Le Sénégal éveille les jeunes esprits à la biodiversité marine par les chants des baleines

Oliver Adam (a droite) et le pêcheur-plongeur Babacar Sy animent une séance de sensibilisation au langage des baleines en classe de cm2 à l’école Alieu Samb de Ngor, à Dakar.

Au cœur de Dakar, une initiative novatrice utilise les fascinants chants des baleines pour éveiller la conscience des jeunes générations à la protection de l’environnement au Sénégal. L’association Germes d’Écocitoyens à travers les sciences et les traditions dans les univers d’apprentissage (Gestu) a récemment organisé trois ateliers éducatifs dans des écoles primaires de la capitale sénégalaise. Ces sessions spéciales ont été animées par Olivier Adam, professeur et éminent spécialiste des cétacés. Nous nous sommes rendus à l’école primaire Alieu Samb, située dans le quartier de Ngor à Dakar, pour assister à l’une de ces immersions dans le monde sonore des baleines.

Le professeur Olivier Adam (à droite) et le pêcheur-plongeur Babacar Sy dirigent un atelier captivant sur le langage des baleines pour une classe de CM2 à l’école Alieu Samb de Ngor, à Dakar.

Dans cette classe de CM2, une trentaine d’élèves, captivés, écoutent attentivement l’enregistrement d’une baleine à bosse. Ces sons marins ont été recueillis au large de Ouakam, près de Dakar, lors de missions en 2018 et 2022.

« Ces mélodies, ces sonorités que vous entendez, sont celles des baleines à bosse, des créatures qui fréquentent les eaux de Dakar pour y donner naissance. Leurs petits sont en quelque sorte des habitants de Dakar », explique Olivier Adam, professeur à la Sorbonne.

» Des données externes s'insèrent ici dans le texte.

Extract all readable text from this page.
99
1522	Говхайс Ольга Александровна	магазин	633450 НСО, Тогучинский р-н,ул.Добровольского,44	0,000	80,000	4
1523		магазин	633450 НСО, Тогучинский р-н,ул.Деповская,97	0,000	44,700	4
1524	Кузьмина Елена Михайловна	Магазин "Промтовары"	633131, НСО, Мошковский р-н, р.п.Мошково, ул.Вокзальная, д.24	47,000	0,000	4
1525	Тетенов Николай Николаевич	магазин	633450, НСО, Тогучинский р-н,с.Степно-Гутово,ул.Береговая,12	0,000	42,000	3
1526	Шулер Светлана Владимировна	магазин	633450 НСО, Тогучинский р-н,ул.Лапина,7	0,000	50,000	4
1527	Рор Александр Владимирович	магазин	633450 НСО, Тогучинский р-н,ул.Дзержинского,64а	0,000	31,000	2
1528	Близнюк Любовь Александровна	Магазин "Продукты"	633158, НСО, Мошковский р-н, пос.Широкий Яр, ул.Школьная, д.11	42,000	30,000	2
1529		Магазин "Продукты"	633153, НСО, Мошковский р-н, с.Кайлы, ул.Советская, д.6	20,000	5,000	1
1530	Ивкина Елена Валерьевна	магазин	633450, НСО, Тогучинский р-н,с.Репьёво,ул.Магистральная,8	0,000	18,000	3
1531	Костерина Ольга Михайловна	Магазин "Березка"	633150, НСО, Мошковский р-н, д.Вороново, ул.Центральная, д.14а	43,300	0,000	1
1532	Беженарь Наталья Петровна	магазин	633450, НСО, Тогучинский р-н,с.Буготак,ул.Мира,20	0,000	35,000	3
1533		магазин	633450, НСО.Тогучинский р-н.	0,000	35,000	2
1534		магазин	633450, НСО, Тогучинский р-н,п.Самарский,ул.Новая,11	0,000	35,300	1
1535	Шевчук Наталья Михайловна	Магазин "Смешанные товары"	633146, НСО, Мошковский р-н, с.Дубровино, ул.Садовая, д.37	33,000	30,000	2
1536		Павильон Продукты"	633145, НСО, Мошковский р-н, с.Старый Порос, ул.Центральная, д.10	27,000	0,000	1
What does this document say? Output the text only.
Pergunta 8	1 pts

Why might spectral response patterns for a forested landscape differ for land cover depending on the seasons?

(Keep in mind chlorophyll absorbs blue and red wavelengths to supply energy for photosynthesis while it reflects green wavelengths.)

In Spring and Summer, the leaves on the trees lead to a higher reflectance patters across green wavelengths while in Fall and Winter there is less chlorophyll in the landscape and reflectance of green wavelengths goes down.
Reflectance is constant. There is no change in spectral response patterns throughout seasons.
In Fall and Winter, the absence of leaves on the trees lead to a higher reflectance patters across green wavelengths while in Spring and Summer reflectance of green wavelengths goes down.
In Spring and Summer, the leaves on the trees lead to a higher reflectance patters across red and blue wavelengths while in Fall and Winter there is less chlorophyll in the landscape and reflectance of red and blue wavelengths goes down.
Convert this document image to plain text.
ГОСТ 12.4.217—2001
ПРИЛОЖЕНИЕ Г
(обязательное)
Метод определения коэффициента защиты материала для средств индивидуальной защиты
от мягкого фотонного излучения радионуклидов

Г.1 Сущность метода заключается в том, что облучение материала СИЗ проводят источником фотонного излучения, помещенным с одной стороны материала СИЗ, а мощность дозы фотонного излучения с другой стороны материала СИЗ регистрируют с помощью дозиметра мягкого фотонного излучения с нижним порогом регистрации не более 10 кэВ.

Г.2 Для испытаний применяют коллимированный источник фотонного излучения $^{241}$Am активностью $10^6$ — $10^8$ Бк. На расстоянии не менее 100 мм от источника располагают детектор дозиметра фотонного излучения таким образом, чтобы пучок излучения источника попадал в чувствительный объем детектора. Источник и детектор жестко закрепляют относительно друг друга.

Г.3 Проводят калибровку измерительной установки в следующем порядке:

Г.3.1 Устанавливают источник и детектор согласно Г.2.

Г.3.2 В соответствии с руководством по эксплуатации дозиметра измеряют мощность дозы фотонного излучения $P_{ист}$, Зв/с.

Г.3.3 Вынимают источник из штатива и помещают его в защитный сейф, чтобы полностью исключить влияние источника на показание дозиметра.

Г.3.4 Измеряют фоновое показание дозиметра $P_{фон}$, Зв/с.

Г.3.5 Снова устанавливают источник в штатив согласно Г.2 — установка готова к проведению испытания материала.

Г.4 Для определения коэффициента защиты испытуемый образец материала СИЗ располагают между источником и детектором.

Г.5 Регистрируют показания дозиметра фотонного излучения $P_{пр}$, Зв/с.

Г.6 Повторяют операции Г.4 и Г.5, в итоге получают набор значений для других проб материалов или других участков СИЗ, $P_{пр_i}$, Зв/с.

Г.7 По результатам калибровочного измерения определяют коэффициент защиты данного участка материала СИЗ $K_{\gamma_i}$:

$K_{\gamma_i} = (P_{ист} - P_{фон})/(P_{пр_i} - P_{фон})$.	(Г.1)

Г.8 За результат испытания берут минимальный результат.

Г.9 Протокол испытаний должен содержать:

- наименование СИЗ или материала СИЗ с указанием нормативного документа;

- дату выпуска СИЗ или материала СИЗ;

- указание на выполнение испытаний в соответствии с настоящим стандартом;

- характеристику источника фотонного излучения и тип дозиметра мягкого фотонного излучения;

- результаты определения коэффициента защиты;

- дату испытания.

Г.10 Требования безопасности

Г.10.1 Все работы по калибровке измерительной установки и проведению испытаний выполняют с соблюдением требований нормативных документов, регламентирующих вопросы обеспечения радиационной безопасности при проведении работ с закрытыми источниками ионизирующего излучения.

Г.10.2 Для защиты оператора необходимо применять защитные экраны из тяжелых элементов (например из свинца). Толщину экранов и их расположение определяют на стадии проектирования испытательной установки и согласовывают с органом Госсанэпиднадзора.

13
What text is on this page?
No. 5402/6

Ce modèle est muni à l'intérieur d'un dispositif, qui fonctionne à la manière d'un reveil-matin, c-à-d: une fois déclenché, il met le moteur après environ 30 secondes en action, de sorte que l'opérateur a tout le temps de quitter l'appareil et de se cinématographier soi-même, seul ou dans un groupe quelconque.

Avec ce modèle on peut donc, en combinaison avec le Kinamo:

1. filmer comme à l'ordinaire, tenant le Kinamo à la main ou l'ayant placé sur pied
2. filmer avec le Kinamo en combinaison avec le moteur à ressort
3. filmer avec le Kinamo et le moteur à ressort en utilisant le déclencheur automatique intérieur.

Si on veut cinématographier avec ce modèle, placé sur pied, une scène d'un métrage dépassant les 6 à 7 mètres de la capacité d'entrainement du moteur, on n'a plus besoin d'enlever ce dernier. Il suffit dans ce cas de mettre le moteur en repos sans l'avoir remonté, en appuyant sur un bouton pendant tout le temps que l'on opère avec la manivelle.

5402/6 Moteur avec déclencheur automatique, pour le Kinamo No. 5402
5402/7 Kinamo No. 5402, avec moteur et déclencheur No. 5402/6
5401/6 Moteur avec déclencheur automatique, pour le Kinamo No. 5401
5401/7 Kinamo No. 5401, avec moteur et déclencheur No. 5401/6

Pour le professeur Adam, expert en bioacoustique des cétacés, l’importance de faire comprendre que les baleines possèdent un langage est capitale. « J’ai été le premier étonné, lors de mes enregistrements, de constater que ces animaux produisaient des sons intentionnels et structurés, formant une véritable communication », révèle le spécialiste, venu de Paris pour cette rencontre avec les jeunes. « Il est primordial que les enfants soient informés de cela. Pour appréhender pleinement nos océans, il est essentiel de connaître les espèces qui y vivent. »

Les jeunes participants, remplis de curiosité, n’ont pas hésité à poser une multitude de questions : « Combien d’estomacs a une baleine ? », « Combien de types de baleines existent-ils ? », « Comment une baleine met-elle bas ? », « De quoi se nourrit-elle ? ».

Fanta, 12 ans, confie avoir été particulièrement marquée par « leurs chants et leur manière de s’exprimer ».

Thierry, l’enseignant de cette classe de CM2 à l’école Alieu Samb de Ngor, un quartier de Dakar, souligne l’importance capitale de cette éducation au monde marin. Il partage sa propre prise de conscience : « Sans ces informations, on ne peut pas réaliser, par exemple, ce que je viens de découvrir : qu’une baleine ne donne naissance qu’à un seul petit à la fois. Cela signifie que c’est une espèce qui, si nous ne la protégeons pas, risque de s’éteindre. »

Babacar Sy, pêcheur-plongeur expérimenté depuis plus de trois décennies et initiateur des enregistrements de baleines à Dakar, a également participé à l’animation de l’atelier. Il insiste sur la nécessité urgente de combattre l’ignorance, constatant lui-même la raréfaction des prises de poisson. « J’ai eu le privilège de connaître la nature dans son état originel et de la voir se transformer de manière drastique. L’année dernière, je n’ai capturé que cinq thiofs sur l’ensemble de l’année. Si cette tendance se poursuit, nos enfants nous interrogeront un jour sur ce qu’était le thiof, car il aura disparu », alerte le pêcheur. « Nous nous dirigeons vers un point de non-retour. Il est grand temps que les consciences s’éveillent ! »

En plus de l’école Alieu Samb, deux autres établissements scolaires de Dakar ont bénéficié des interventions d’Olivier Adam et de ses captivants enregistrements de baleines. Parallèlement, l’association Gestu organise des journées de sensibilisation dédiées à la collecte des déchets, œuvrant ainsi à un changement profond des mentalités pour une meilleure protection de l’environnement au Sénégal.